Let us divide the countries as developed, developing, and underdeveloped to measure the scope of this technology around the world.
- Developed countries
The AR technology has shown linear growth in terms of expenditure on R&D and expenditure by consumers since 2015. Looking at the present numbers it is forecasted that between 2023 and 2025, AR will cover a major chunk of the market share prominently in the developed countries. In most parts of the developed countries like the United States, China, and Europe, AR is being used to some extent in multiple fields including military, medicine, marketing, and others. Looking at the market penetration, the probability of AR becoming the future of education is higher and can be achieved by the developed nations by end of 2030.
- Developing countries
Developing countries like Bangladesh have a very different education system. The primary schools are highly subsidized and there are significant complications in the education system, a research by DPE (District Primary Education program) concludes that 70 percent of children are unable to write and read and perform basic calculation due to their curriculum structure.

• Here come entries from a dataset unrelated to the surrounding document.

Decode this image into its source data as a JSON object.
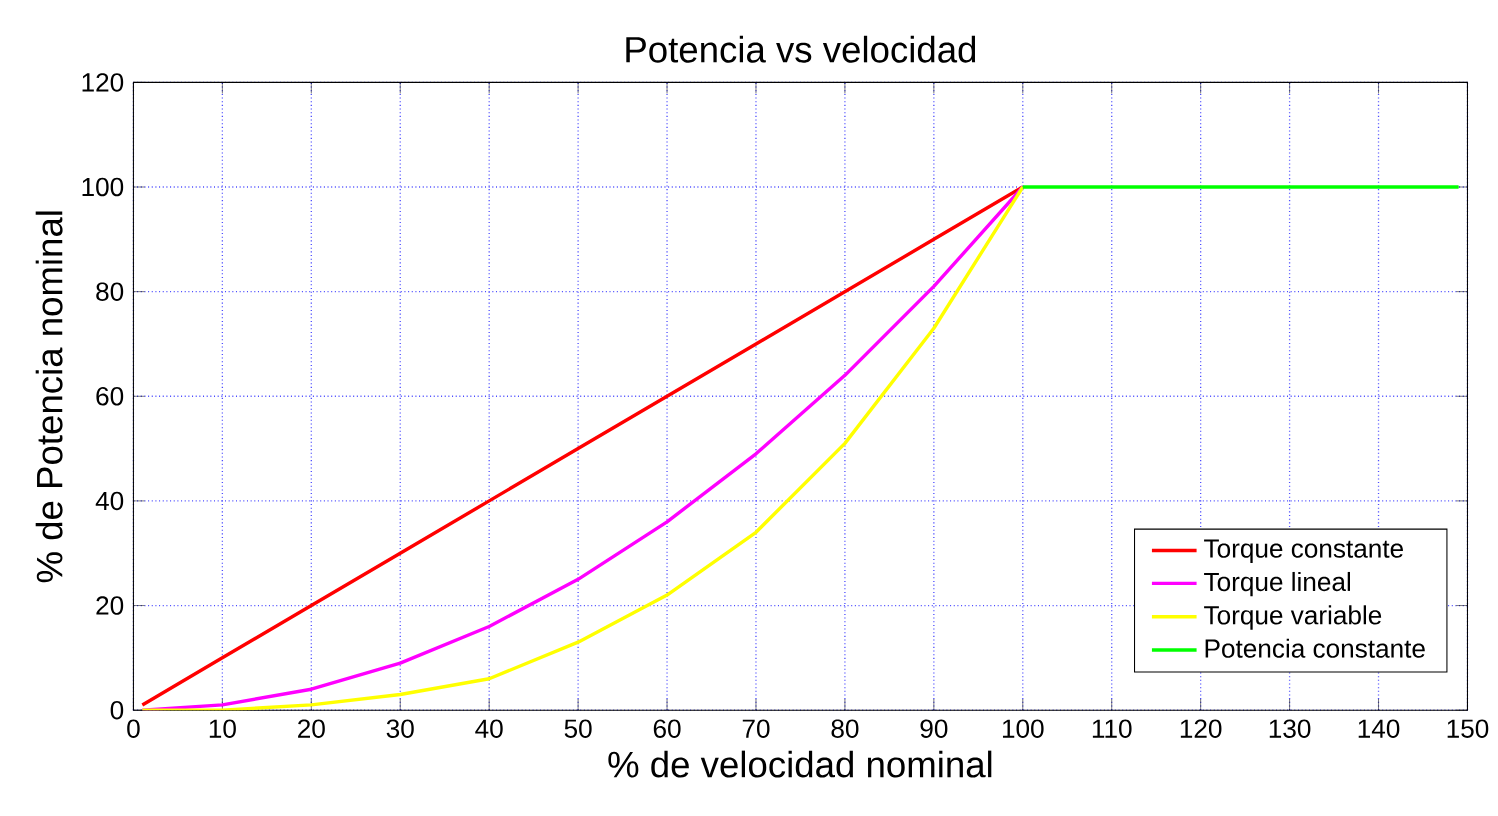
{
  "chart_data": {
    "type": "line",
    "title": "Potencia vs velocidad",
    "xlabel": "% de velocidad nominal",
    "ylabel": "% de Potencia nominal",
    "xlim": [
      0,
      150
    ],
    "xticks": [
      0,
      10,
      20,
      30,
      40,
      50,
      60,
      70,
      80,
      90,
      100,
      110,
      120,
      130,
      140,
      150
    ],
    "ylim": [
      0,
      120
    ],
    "yticks": [
      0,
      20,
      40,
      60,
      80,
      100,
      120
    ],
    "grid": true,
    "legend": "bottom right",
    "marker": "none",
    "line_style": "solid",
    "series": [
      {
        "name": "Torque constante",
        "color": "#ff0000",
        "x": [
          1,
          10,
          20,
          30,
          40,
          50,
          60,
          70,
          80,
          90,
          100
        ],
        "values": [
          1,
          10,
          20,
          30,
          40,
          50,
          60,
          70,
          80,
          90,
          100
        ]
      },
      {
        "name": "Torque lineal",
        "color": "#ff00ff",
        "x": [
          1,
          10,
          20,
          30,
          40,
          50,
          60,
          70,
          80,
          90,
          100
        ],
        "values": [
          0,
          1,
          4,
          9,
          16,
          25,
          36,
          49,
          64,
          81,
          100
        ]
      },
      {
        "name": "Torque variable",
        "color": "#ffff00",
        "x": [
          1,
          10,
          20,
          30,
          40,
          50,
          60,
          70,
          80,
          90,
          100
        ],
        "values": [
          0,
          0,
          1,
          3,
          6,
          13,
          22,
          34,
          51,
          73,
          100
        ]
      },
      {
        "name": "Potencia constante",
        "color": "#00ff00",
        "x": [
          100,
          149
        ],
        "values": [
          100,
          100
        ]
      }
    ]
  }
}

On the other hand, the learning segment in India is more focused on the assimilation of data without understanding. The education industry is focusing on producing more graduates but the skilled resources are comparatively low due to the lack of quality and practical knowledge. Similarly, other developing countries face issues with the quality of education. In such a scenario, setting up AR technology to increase the efficiency of the education system will need considerably more resources compared to developed countries as significant costs will incur in building the infrastructure from scratch and training the teachers and students.
If SDG 4 is achieved by 2030 and the idea of making AR the future of education is incorporated, it would not be a long road for the developing nations that only lack at a few corners.
- Underdeveloped Countries
The countries that have less than $1000 per capita income are considered underdeveloped, countries like Afghanistan, Cameroon, Angola come under this category. The estimated adult literacy rates in these countries are way below the international level, primarily due to the slow pace of economic development. One of the major reasons for setbacks in countries like Afghanistan is the lack of accessibility of education among females. The other problems include lack of infrastructure, funding, and educated instructors. Various stakeholders, development banks, and governments are constantly working to tackle these problems which also fall under SDG 4. These countries need significant interventions to fix their education system and integrating AR in the sector is still a far-fetched dream that will most likely take a few decades.